Сале кивнула, пряча радость глубоко-глубоко, туда, где ее не смог бы высмотреть черный взгляд консула, чудом восставшего из мертвых.

Чудом, Именами и стараниями Рудого Панька, румяного деда-словоблуда.

* * *

– …ну иди, иди ко мне, моя красавица! Гой-да, гой-да! Распрягайте, хлопцы, коней и ложитесь почивать… до Страшного Суда! Гой-да, гой-да…

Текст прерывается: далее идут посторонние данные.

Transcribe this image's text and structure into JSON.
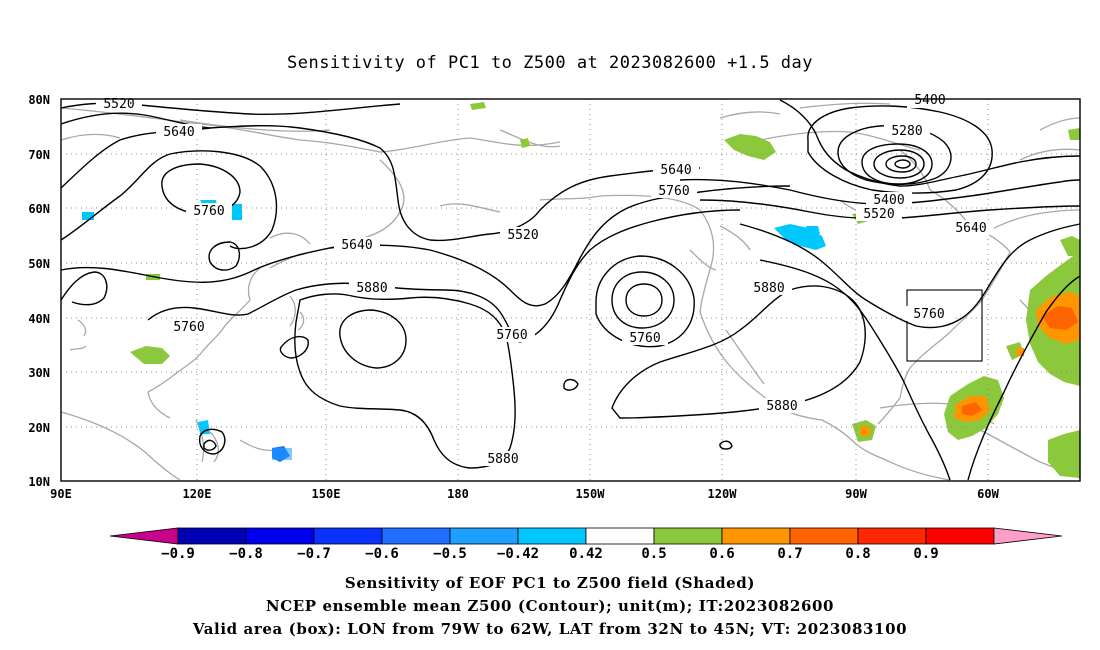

Колено пана Станислава было толстым и твердым; как и все панское бедро. Оно мерно двигалось под Сале, боком сидящей сверху, будто и впрямь спина крестьянского тяжеловоза, вынуждая подпрыгивать с закаменевшей улыбкой. Совсем рядом поблескивали толстые стекла окуляр. Ни дать ни взять, добрый папаша шутит шутки с дочкой-переростком в домашней библиотеке, перед тем как взять со стеллажа фолиант, доверху набитый исключительно мудрыми мыслями о добродетели. Улыбайся, Куколка, улыбайся… и расслабься, чтоб тебя Тень Венца покрыла!

Слышишь!

– Ну что, пан Юдка, подложил нам с тобой писарчук свинью?! Ешь сало, не ешь, а придется! И турки хороши! – замирение, замирение, чтоб их всех Магометка по второму разу обрезал! Ладно… в полковничьей канцелярии у меня лапа есть. Славная лапа, волосатая, с золотыми цехинами в горсти, – жаль, у владыки полтавского свои лапы втрое волосатей! И зуб на пана Мацапуру-Коложанского… давний зуб, глазной. С дуплом. А ну как и впрямь анафему пропоет, старый пропойца? И тебе заодно, сотник надворный… Слышь, пан Юдка, быть тебе первым пейсатым, которого сам владыка с амвона анафеме предаст! Клянусь гербом Апданк! Все жидовство от радости взвоет! Шучу, шучу… гой-да, кони, снег топчите…

Тихо горела лампа зеленого стекла, бросая тени на горбоносое лицо Иегуды бен-Иосифа. По приказу пана сердюки втащили в библиотеку дощатый топчан и поставили у стены, под фамильным портретом, застелив малой периной и покрывалом вишневого атласа. Юдка долго сопротивлялся, возражал, что негоже ему бока пролеживать в присутствии мостивого пана; но Мацапура был неумолим. В итоге раненый консул волей-неволей лег, сам Мацапура вместо излюбленного кресла опустился на дубовый табурет; а Сале, исполняя просьбу неутомимого на выдумки Стася, вынуждена была присесть к нему на колено. И когда же он угомонится, прекратит забавляться дурацкими качалками?!